Saturday 28 September 2013

So much has been written about 'being real', 'being true to yourself' and 'being who you are' that it makes me want to question my own beliefs. We live in a society that scrutinizes every decision we make and never restrains from making judgement. Every movement of ours is guided by the societies point of view and not our own conscience. In this kind of environment, the question that crops up is that "Should we blindly follow our desires or some actions should be guided by he society as well?"

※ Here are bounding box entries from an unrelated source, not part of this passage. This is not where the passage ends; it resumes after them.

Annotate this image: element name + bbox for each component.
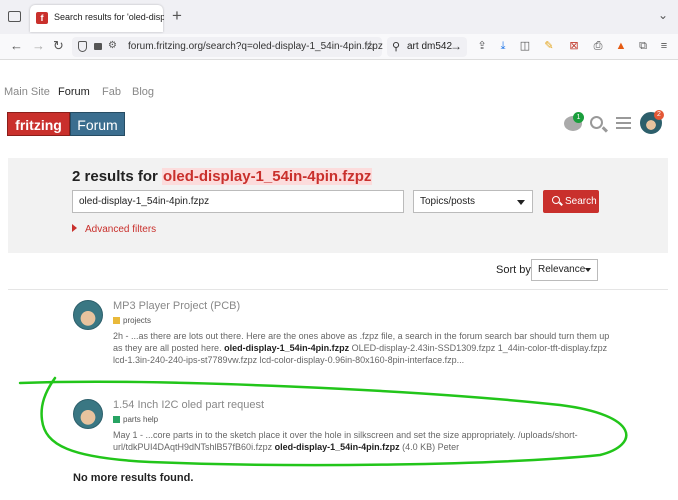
extensions-puzzle-icon[interactable]: ⧉ [637, 40, 649, 53]
url-text[interactable]: forum.fritzing.org/search?q=oled-display… [128, 41, 383, 52]
url-bar[interactable]: ⚙ forum.fritzing.org/search?q=oled-displ… [72, 37, 383, 57]
author-avatar[interactable] [73, 399, 103, 429]
hamburger-menu-icon[interactable]: ≡ [658, 40, 670, 53]
result-title[interactable]: 1.54 Inch I2C oled part request [113, 399, 264, 411]
browser-tab-bar: f Search results for 'oled-display + ⌄ [0, 0, 678, 34]
search-result: 1.54 Inch I2C oled part request parts he… [73, 399, 603, 459]
advanced-filters-toggle[interactable]: Advanced filters [72, 224, 156, 235]
result-blurb[interactable]: 2h - ...as there are lots out there. Her… [113, 330, 613, 366]
search-result: MP3 Player Project (PCB) projects 2h - .… [73, 300, 609, 380]
result-blurb[interactable]: May 1 - ...core parts in to the sketch p… [113, 429, 613, 453]
nav-forum[interactable]: Forum [58, 86, 90, 98]
extension-icon[interactable]: ◫ [519, 40, 531, 53]
category-name: projects [123, 316, 152, 325]
chevron-down-icon[interactable]: ⌄ [658, 8, 668, 22]
magnifier-icon [552, 196, 560, 204]
category-color-square [113, 416, 120, 423]
fritzing-favicon-icon: f [36, 12, 48, 24]
menu-icon[interactable] [616, 117, 631, 129]
author-avatar[interactable] [73, 300, 103, 330]
back-arrow-icon[interactable]: ← [10, 38, 23, 54]
caret-right-icon [72, 224, 77, 232]
download-icon[interactable]: ⤓ [497, 40, 509, 53]
chevron-down-icon [517, 200, 525, 205]
result-title[interactable]: MP3 Player Project (PCB) [113, 300, 240, 312]
find-bar[interactable]: ⚲ art dm542 → [387, 37, 467, 57]
blurb-highlight: oled-display-1_54in-4pin.fzpz [224, 343, 350, 353]
tab-list-icon[interactable] [8, 11, 21, 22]
no-more-results: No more results found. [73, 472, 194, 484]
print-icon[interactable]: ⎙ [592, 40, 604, 53]
permissions-icon[interactable]: ⚙ [108, 40, 117, 51]
block-icon[interactable]: ⊠ [568, 40, 580, 53]
vlc-icon[interactable]: ▲ [615, 40, 627, 53]
find-input[interactable]: art dm542 [407, 41, 452, 52]
sort-label: Sort by [496, 264, 531, 276]
shield-icon[interactable] [78, 41, 87, 52]
find-icon: ⚲ [392, 41, 401, 53]
blurb-highlight: oled-display-1_54in-4pin.fzpz [274, 442, 400, 452]
browser-nav-bar: ← → ↻ ⚙ forum.fritzing.org/search?q=oled… [0, 34, 678, 60]
browser-tab[interactable]: f Search results for 'oled-display [30, 5, 164, 32]
new-tab-button[interactable]: + [172, 7, 182, 25]
results-query: oled-display-1_54in-4pin.fzpz [162, 168, 373, 185]
category-badge[interactable]: parts help [113, 415, 158, 424]
nav-fab[interactable]: Fab [102, 86, 121, 98]
find-next-arrow-icon[interactable]: → [450, 39, 462, 53]
category-color-square [113, 317, 120, 324]
nav-blog[interactable]: Blog [132, 86, 154, 98]
chevron-down-icon [585, 268, 591, 272]
chat-badge: 1 [573, 112, 584, 123]
logo-fritzing: fritzing [7, 112, 70, 136]
divider [8, 289, 668, 290]
category-badge[interactable]: projects [113, 316, 151, 325]
search-icon[interactable] [590, 116, 603, 129]
search-panel: 2 results for oled-display-1_54in-4pin.f… [8, 158, 668, 253]
sort-value: Relevance [538, 264, 586, 275]
reload-icon[interactable]: ↻ [53, 38, 64, 54]
color-picker-icon[interactable]: ✎ [543, 40, 555, 53]
search-input[interactable]: oled-display-1_54in-4pin.fzpz [72, 190, 404, 213]
notification-badge: 2 [654, 110, 664, 120]
bookmark-star-icon[interactable]: ☆ [364, 38, 376, 54]
category-name: parts help [123, 415, 159, 424]
results-title: 2 results for oled-display-1_54in-4pin.f… [72, 168, 373, 185]
pocket-icon[interactable]: ⇪ [476, 40, 488, 53]
type-select-value: Topics/posts [420, 196, 476, 207]
search-button[interactable]: Search [543, 190, 599, 213]
tab-title: Search results for 'oled-display [54, 12, 164, 22]
lock-icon[interactable] [94, 43, 102, 50]
search-button-label: Search [565, 196, 597, 207]
type-select[interactable]: Topics/posts [413, 190, 533, 213]
sort-select[interactable]: Relevance [531, 259, 598, 281]
forward-arrow-icon[interactable]: → [32, 38, 45, 54]
advanced-filters-label: Advanced filters [85, 224, 157, 235]
blurb-text: (4.0 KB) Peter [402, 442, 460, 452]
logo-forum: Forum [70, 112, 125, 136]
results-prefix: 2 results for [72, 168, 158, 185]
nav-main-site[interactable]: Main Site [4, 86, 50, 98]
fritzing-forum-logo[interactable]: fritzing Forum [7, 112, 125, 136]
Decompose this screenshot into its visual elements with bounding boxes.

The truth is that I cannot answer this question. Like any other poet or author I could have concealed the truth with layers of diplomacy, but not long time back I had taken a vow to be true to myself. And standing by it, I wont let my thoughts wander away far from reality. Right now, I am facing the same dilemma. School will end in a few months and a new journey will began. The decision to be taken in a matter of a few weeks, will have the power to change the course of the rest of my life. One wrong decision might have serious repercussions. So right now, my heart wanders in one direction and my mind sways in other, but I'm pretty sure I know what will keep me happy in the long run.

Nupur

Wednesday 18 September 2013

Live in the moment

Its ironical how nothing exciting or worth mentioning is going on in my life right now contrary to what has been on my mind lately. Life has changed gears at a stunning speed, I have transformed from a starry eyed teenage lass to somebody I am yet to come in terms with. But the one change that has been the most fascinating one, is the transfer of the decision making authority from the head to the heart.
Being a wallflower in my initial years of school, my mind had been the sole decision making authority right since the beginning. Desires were suppressed and the heart was consoled like a little kid who is refused his favorite candy. The 'excuse' would be "It will pay in the long run" or "Momentary pleasure are no fun, one should plan for the long run". Every time I stifled my desires, I would recollect the quote by the renowned poet Robert Frost "Miles to go before I sleep". Sadly enough, I wasn't introduced to any poet who wrote about living in the moment. If I would have been introduced to this philosophy a little earlier, probably I would now have had more memories, more friends to cherish and more photographs hung on my bedroom wall.
The reason why I call this change ;fascinating' is that I had never anticipated it or seen it coming. I often joke that If I would have met the present version of 'Me' two years ago I would have actually hated myself. Strange but true. I don't know how fruitful this change will be, I don't know what it will bring about, all I know now is that at least I will have memories to cling too. 
My heartfelt gratitude to those people who have succeeded in altering my perception. The people who laugh their lungs out at the silliest of things, who live in the moment, who dance like carefree souls. You are the people who have understood the true essence of life, you know the reason of your existence and will continue to inspire the world even when your mortal souls exit the planet earth.

Nupur

Monday 9 September 2013

A tribute to the Uttarakhand heroes

The tragedy that hit in Uttarakhand left the whole country shocked and devastated. While the rest of the nation was trying to get over the loss of their loved ones, there were some people who risked their lives to save the thousands of people stuck in Uttarakhand. The least we can do to make them immortal is by keeping them alive in our hearts. My friends from Mumbai pay a touching tribute to the brave soldiers who lost their lives in the rescue operation.

Thursday 5 September 2013

Experience and change

It has been a transforming experience, an enriching one. The definition of friends has narrowed, but the horizon has widened. I have started looking at things from a difference angle now. I don't know if this is change of perception or growing up, all I know is that life seems easier . Expectations which were not met could have become disappointments, but they became experience instead, failed friendships became lessons. Loss now means learning, and a lot of other words have been redefined in my dictionary.
This change is a result of bottled up emotions that I had held on for so long, and now when it has exploded I am glad is has happened the way I wanted it to.The change was anticipated long ago, but the magnitude was unknown. I am glad that I am a wiser person now. For I believe, that "Experience is what you get when you don't get what you had expected."